The oddsmakers in Vegas are much smarter than we are. The billions and billions of dollars spent on lavish hotels, bright lights, excessive casinos, extravagant restaurants as well as amazing pools and architecture does not come from losing to the public. Over an extended period of time, “John Q. Public” (you, me and the rest of the country) has no chance against the books in Vegas.
So, despite seeing the most recent odds to win the 2014-2015 NBA Championship that look like this:
Cleveland Cavaliers 16/5
San Antonio Spurs 4/1
Oklahoma City Thunder 6/1
Chicago Bulls 10/1
Los Angeles Clippers 12/1
Houston Rockets 22/1
Golden State Warriors 30/1
(In case you were wondering, the Philadelphia 76ers are listed with the worst odds in the NBA at 650/1).
Despite those odds, the Cavs are not actually the “favorite” in the eyes of Vegas. The various sportsbooks are only protecting themselves and reacting to the immense amount of action they are getting on Cleveland to win it all.
“John Q. Public” is enamored with the new-look Cavs.
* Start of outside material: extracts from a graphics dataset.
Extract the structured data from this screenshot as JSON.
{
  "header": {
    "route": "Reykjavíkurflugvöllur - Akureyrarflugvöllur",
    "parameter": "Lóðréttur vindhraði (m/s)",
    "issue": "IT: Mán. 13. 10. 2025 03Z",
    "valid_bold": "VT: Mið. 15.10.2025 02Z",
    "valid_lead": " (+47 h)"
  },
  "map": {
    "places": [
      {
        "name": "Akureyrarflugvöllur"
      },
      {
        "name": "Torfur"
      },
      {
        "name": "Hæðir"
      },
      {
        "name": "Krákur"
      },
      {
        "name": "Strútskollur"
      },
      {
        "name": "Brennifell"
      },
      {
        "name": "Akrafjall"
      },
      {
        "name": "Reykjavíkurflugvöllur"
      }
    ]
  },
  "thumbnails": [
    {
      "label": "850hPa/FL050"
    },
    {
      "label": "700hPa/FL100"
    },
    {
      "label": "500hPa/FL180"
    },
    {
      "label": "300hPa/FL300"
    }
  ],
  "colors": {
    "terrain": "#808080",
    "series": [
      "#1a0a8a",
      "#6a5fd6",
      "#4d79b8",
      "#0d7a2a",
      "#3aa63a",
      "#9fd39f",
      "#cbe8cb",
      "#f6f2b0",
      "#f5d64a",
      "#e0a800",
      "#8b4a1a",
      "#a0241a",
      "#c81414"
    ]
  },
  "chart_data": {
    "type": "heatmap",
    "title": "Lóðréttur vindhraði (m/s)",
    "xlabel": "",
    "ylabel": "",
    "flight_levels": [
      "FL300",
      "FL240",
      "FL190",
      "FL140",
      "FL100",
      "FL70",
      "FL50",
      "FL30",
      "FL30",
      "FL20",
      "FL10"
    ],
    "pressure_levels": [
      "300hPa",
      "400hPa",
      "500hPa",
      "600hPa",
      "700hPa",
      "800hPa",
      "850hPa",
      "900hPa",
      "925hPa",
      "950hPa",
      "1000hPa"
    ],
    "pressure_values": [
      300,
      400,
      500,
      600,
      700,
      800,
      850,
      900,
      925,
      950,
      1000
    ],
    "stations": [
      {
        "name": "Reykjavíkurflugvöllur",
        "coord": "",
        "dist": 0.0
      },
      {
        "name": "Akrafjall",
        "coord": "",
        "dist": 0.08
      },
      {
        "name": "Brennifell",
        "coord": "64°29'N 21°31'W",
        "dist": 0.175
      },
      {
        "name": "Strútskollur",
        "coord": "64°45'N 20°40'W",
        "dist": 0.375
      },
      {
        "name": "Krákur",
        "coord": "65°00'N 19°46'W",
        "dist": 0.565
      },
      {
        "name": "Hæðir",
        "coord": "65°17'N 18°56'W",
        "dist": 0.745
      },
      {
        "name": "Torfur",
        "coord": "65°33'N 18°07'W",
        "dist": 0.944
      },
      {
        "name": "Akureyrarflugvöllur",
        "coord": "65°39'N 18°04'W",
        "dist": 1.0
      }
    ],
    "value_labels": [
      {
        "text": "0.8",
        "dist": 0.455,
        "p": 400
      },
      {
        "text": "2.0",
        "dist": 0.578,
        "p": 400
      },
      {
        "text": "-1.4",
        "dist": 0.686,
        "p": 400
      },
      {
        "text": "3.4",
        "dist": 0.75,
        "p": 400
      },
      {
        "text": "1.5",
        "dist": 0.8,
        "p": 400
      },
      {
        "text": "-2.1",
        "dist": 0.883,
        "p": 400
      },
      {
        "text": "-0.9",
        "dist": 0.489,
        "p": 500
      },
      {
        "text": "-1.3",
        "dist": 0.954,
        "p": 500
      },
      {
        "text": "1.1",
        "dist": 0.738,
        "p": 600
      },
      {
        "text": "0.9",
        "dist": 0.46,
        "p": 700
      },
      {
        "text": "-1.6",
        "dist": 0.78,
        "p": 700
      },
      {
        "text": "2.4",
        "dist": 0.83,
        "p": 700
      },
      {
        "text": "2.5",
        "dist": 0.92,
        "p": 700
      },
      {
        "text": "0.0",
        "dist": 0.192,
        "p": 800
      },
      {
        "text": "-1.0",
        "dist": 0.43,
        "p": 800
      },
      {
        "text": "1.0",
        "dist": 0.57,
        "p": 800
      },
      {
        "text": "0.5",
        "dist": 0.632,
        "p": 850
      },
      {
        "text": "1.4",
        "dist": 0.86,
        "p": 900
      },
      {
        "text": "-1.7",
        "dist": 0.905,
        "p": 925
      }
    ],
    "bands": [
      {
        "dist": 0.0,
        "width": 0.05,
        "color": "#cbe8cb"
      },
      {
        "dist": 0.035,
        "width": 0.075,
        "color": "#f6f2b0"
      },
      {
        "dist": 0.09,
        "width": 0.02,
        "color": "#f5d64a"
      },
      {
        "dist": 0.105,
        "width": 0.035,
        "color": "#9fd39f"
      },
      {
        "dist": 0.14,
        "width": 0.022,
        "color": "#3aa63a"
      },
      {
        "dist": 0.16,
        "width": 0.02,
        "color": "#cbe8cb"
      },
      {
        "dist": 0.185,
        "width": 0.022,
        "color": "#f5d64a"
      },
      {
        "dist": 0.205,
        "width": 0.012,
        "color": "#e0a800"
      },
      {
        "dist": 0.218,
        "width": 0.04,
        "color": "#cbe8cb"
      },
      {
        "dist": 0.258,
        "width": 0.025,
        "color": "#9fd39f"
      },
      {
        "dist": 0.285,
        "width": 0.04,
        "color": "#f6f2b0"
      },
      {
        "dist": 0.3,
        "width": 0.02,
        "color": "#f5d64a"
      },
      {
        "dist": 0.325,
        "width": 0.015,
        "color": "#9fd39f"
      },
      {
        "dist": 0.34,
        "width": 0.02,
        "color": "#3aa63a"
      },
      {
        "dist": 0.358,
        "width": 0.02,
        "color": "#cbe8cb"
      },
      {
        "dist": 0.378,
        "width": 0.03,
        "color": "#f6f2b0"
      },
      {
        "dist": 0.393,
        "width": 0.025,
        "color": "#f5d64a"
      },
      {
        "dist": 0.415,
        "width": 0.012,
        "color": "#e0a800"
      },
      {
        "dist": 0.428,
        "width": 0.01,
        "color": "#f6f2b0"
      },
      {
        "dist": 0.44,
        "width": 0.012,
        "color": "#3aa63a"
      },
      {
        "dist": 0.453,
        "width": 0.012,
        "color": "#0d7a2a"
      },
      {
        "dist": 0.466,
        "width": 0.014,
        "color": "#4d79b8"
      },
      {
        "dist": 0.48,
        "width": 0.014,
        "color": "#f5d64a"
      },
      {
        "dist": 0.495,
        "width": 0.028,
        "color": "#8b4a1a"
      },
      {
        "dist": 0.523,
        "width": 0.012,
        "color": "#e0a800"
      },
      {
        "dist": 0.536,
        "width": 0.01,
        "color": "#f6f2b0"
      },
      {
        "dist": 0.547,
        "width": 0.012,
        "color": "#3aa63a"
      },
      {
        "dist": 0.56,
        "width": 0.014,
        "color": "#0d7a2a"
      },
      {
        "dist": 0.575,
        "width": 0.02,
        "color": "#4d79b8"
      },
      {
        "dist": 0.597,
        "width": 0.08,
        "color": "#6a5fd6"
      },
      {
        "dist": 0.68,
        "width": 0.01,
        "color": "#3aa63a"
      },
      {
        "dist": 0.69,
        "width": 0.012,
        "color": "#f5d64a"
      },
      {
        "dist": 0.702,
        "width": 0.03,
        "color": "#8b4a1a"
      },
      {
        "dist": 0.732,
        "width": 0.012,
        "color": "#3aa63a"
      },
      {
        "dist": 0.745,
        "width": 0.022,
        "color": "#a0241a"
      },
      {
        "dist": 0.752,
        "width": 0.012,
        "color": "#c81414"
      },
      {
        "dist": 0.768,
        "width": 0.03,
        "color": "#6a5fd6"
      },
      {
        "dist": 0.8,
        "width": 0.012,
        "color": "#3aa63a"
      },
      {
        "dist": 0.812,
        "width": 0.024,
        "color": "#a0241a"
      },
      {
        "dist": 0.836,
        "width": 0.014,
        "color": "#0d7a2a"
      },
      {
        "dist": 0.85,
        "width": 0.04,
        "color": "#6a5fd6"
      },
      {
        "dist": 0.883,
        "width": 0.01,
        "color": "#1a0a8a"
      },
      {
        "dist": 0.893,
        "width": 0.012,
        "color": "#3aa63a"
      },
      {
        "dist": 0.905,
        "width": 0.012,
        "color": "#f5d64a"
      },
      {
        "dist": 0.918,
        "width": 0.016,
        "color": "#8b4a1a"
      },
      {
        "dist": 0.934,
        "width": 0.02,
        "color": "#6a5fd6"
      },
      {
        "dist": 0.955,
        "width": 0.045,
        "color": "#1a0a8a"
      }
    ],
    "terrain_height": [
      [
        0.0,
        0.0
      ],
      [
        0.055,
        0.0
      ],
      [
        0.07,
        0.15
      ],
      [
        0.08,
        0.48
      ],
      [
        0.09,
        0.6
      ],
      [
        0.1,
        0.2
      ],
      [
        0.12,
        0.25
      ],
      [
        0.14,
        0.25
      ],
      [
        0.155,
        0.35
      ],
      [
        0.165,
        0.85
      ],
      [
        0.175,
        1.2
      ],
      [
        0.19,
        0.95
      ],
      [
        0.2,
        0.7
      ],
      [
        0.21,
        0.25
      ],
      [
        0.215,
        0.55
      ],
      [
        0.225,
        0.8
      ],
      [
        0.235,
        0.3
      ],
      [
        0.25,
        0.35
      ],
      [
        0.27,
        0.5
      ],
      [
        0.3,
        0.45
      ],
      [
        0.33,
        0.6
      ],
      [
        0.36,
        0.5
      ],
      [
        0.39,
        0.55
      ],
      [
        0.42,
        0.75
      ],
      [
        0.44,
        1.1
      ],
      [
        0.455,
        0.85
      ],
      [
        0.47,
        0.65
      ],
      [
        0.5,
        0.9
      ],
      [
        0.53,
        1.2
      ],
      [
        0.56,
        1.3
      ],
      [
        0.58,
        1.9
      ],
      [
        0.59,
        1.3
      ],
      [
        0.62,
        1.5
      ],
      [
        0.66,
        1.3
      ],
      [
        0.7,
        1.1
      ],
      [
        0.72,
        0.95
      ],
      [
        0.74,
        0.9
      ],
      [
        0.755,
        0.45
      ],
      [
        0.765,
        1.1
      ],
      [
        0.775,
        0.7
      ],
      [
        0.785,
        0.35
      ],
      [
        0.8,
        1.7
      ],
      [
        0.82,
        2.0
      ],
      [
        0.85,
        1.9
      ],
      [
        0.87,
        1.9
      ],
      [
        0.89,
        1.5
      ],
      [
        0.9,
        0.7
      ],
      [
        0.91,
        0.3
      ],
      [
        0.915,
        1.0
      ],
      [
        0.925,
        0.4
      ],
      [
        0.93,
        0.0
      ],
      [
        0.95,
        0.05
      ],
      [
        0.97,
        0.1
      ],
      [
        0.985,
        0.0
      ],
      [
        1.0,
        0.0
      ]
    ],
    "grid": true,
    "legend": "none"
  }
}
The addition of Kevin Love helps fuel that, but mainly it is the return of “The King” that is causing the bettors to plunk down their not so hard-earned cash on the Cavaliers.
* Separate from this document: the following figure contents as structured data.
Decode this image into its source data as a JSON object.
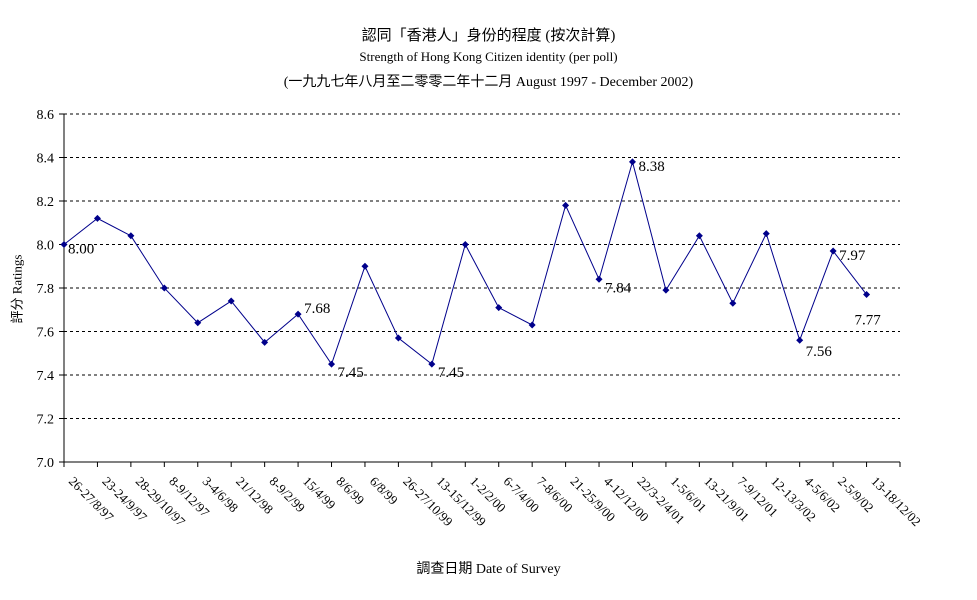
{
  "titles": {
    "line1": "認同「香港人」身份的程度 (按次計算)",
    "line2": "Strength of Hong Kong Citizen identity (per poll)",
    "line3": "(一九九七年八月至二零零二年十二月 August 1997 - December 2002)"
  },
  "chart_data": {
    "type": "line",
    "title": "認同「香港人」身份的程度 (按次計算)",
    "subtitle": "Strength of Hong Kong Citizen identity (per poll) (一九九七年八月至二零零二年十二月 August 1997 - December 2002)",
    "xlabel": "調查日期 Date of Survey",
    "ylabel": "評分 Ratings",
    "ylim": [
      7.0,
      8.6
    ],
    "yticks": [
      "7.0",
      "7.2",
      "7.4",
      "7.6",
      "7.8",
      "8.0",
      "8.2",
      "8.4",
      "8.6"
    ],
    "grid": "horizontal dashed",
    "legend": "none",
    "line_color": "#00008b",
    "categories": [
      "26-27/8/97",
      "23-24/9/97",
      "28-29/10/97",
      "8-9/12/97",
      "3-4/6/98",
      "21/12/98",
      "8-9/2/99",
      "15/4/99",
      "8/6/99",
      "6/8/99",
      "26-27/10/99",
      "13-15/12/99",
      "1-2/2/00",
      "6-7/4/00",
      "7-8/6/00",
      "21-25/9/00",
      "4-12/12/00",
      "22/3-2/4/01",
      "1-5/6/01",
      "13-21/9/01",
      "7-9/12/01",
      "12-13/3/02",
      "4-5/6/02",
      "2-5/9/02",
      "13-18/12/02"
    ],
    "values": [
      8.0,
      8.12,
      8.04,
      7.8,
      7.64,
      7.74,
      7.55,
      7.68,
      7.45,
      7.9,
      7.57,
      7.45,
      8.0,
      7.71,
      7.63,
      8.18,
      7.84,
      8.38,
      7.79,
      8.04,
      7.73,
      8.05,
      7.56,
      7.97,
      7.77
    ],
    "data_labels": [
      {
        "index": 0,
        "text": "8.00"
      },
      {
        "index": 7,
        "text": "7.68"
      },
      {
        "index": 8,
        "text": "7.45"
      },
      {
        "index": 11,
        "text": "7.45"
      },
      {
        "index": 16,
        "text": "7.84"
      },
      {
        "index": 17,
        "text": "8.38"
      },
      {
        "index": 22,
        "text": "7.56"
      },
      {
        "index": 23,
        "text": "7.97"
      },
      {
        "index": 24,
        "text": "7.77"
      }
    ]
  }
}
Sportsbooks and casinos are simply protecting themselves from all of the action they expect to get on the Cavs due to people’s overwhelming excitement.
So yes, while the Cavs are “favorites” in Vegas sportsbooks…it’s simply to protect themselves from all the money that is being bet on Cleveland.
Could you imagine if Vegas had kept the Cavaliers at 50/1 odds like they were prior to James coming back?
There would be no more Vegas. The “Sin City” would become the “Winners Circle” and that just doesn’t happen in the desert. Sorry to ruin your dream.
Now, let’s get out of the casino and head over to the hardwood.
Yes, James is back. The new “Big 3” with the four-time MVP, Love and Irving immediately makes the Cavs a contender. But forget Vegas, even in basketball terms, can they really be seen as a favorite?
Along with a new group of players that will probably take time to gel and acclimate to each other, the Cavs have a new head coach in David Blatt. Not to mention two of the new “Big 3,” Irving or Love, have never even been to the NBA Playoffs.
Meanwhile, the defending NBA champion San Antonio Spurs welcome back virtually every player from a team about as fundamentally sound as we’ve seen in years and embarrassed James and the Miami Heat in the finals. The Oklahoma City Thunder still have Kevin Durant and Russell Westbrook teamed up with players who actually have playoff experience. The Chicago Bulls were a playoff team even without former MVP Derrick Rose, who has fully recovered from another knee injury. And, we’re not even mentioning talented teams like the Clippers, Rockets, Warriors, Mavericks and Trailblazers who were all playoff teams this past season and should only get better.
History also shows us winning an NBA title with new players in the first year is very rare.
Most recently in 2010, James did not immediately win with his cast of All-Stars his first year in South Beach.
The San Antonio Spurs won titles in 2003, 2005 and 2007, but ’03 was not the first year Tony Parker teamed up with Tim Duncan and the rest of the Spurs. Parker joined San Antonio in 2001 and Manu Ginobli didn’t join the Spurs until 2002.
Digging even deeper into the history books Shaquille O’Neal and Kobe Bryant teamed up in 1996 and did not win the NBA Championship until four years later in 2000.
Yes, the infusion of talent here in Cleveland is amazing and it probably will boost them immediately into the Eastern Conference Finals in a weak conference where the only threats appear to be the Bulls and Wizards; but that is still far from an NBA title.
This offseason has been unbelievable to witness for the Cavaliers. Relevant basketball has returned to downtown Cleveland. But, while Vegas has the Cavs listed as “favorites” and the fans are gushing with excitement, winning an NBA title in this first upcoming season will be much more difficult than it appears.
Remember, Vegas doesn’t lose and the Cavs simply do not have history on their side.